If you were using the structure I described, it would tell you how many entries you have at the top level. If you need more complex filters, then there are other ways as mentioned by others.

I think I might put the light/device definitions in an array to make it easier to process. You might also want to think whether you might need a scene to cover more than a single zone - I would certainly want that.

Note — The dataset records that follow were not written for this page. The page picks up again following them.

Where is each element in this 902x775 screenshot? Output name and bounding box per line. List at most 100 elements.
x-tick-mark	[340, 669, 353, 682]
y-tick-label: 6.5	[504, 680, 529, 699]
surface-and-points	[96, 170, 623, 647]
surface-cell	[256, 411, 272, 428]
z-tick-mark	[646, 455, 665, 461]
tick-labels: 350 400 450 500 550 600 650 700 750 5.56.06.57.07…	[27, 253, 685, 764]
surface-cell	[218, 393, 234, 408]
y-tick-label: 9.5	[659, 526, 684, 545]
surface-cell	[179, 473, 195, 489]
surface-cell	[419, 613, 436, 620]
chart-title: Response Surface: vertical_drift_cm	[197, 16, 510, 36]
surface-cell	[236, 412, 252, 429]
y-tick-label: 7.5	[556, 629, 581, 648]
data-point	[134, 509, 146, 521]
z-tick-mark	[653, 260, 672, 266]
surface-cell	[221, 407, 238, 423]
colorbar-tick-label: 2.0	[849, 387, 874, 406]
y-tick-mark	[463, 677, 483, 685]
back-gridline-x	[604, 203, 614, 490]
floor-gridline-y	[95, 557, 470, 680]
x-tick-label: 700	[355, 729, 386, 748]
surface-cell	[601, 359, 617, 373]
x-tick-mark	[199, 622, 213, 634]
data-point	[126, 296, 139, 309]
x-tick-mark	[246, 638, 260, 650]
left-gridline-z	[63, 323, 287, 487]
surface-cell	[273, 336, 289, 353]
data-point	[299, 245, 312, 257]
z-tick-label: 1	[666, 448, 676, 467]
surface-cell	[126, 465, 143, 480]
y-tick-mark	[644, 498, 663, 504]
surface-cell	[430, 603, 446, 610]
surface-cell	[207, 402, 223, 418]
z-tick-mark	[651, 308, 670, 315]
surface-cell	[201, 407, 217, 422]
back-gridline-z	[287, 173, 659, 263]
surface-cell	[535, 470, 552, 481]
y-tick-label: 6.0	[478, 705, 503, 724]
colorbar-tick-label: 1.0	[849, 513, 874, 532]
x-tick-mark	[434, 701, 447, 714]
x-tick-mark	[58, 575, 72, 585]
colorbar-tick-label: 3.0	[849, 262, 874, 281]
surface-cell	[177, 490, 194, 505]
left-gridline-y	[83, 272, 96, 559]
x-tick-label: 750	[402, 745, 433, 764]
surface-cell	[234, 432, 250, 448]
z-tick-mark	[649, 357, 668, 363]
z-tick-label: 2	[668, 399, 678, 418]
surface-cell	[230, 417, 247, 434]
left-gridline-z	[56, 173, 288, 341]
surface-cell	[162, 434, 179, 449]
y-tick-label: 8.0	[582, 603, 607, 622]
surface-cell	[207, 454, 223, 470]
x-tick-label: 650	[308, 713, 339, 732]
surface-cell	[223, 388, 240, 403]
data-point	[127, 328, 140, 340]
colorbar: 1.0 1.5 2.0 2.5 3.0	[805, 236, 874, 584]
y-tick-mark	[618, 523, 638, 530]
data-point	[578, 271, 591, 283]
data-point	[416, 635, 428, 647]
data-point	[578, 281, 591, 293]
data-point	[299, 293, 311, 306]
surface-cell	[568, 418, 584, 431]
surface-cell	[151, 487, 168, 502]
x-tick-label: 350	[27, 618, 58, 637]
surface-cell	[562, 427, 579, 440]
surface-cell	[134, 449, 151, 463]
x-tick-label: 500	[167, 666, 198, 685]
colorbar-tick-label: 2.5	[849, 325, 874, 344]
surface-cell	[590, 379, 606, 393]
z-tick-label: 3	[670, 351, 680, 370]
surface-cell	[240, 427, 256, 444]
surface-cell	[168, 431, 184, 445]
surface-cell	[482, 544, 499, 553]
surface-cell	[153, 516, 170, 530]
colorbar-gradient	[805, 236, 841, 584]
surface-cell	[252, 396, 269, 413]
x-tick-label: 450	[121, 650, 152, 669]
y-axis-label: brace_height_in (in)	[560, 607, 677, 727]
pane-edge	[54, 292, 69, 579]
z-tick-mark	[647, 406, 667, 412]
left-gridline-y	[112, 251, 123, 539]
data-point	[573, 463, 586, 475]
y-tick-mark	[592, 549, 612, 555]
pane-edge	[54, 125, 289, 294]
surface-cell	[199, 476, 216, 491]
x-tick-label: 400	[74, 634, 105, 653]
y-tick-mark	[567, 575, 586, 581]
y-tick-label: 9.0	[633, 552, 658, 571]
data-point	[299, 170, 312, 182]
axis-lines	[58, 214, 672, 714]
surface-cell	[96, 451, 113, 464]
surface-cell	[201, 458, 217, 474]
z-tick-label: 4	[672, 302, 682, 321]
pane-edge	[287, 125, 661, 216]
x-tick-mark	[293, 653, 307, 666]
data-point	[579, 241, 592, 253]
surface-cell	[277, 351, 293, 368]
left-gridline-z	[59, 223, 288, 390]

But it all hinges on how you want to actually use the data. As mentioned elsewhere in the thread, it may be a lot more useful to have the array as an array-like object, particularly if you expect it to mainly be used by scene.

{
    "Getting Dressed": [
        {
            "lightingzone": "3F_Bedroom",
            "devices": [
                {
                    "name": "ceiling",
                    "value": "255",
                },
                {
                    "name": "floor",
                    "value": "255,255,255,255",
                },
                ...
            ],
            ...
        },
        ...
    ],
    ...
}

So you might want to map some of that out before committing to a schema.

To be worth putting into a node, you'd need to be sure that it would be easily usable by other people who are likely to have very different sets of data.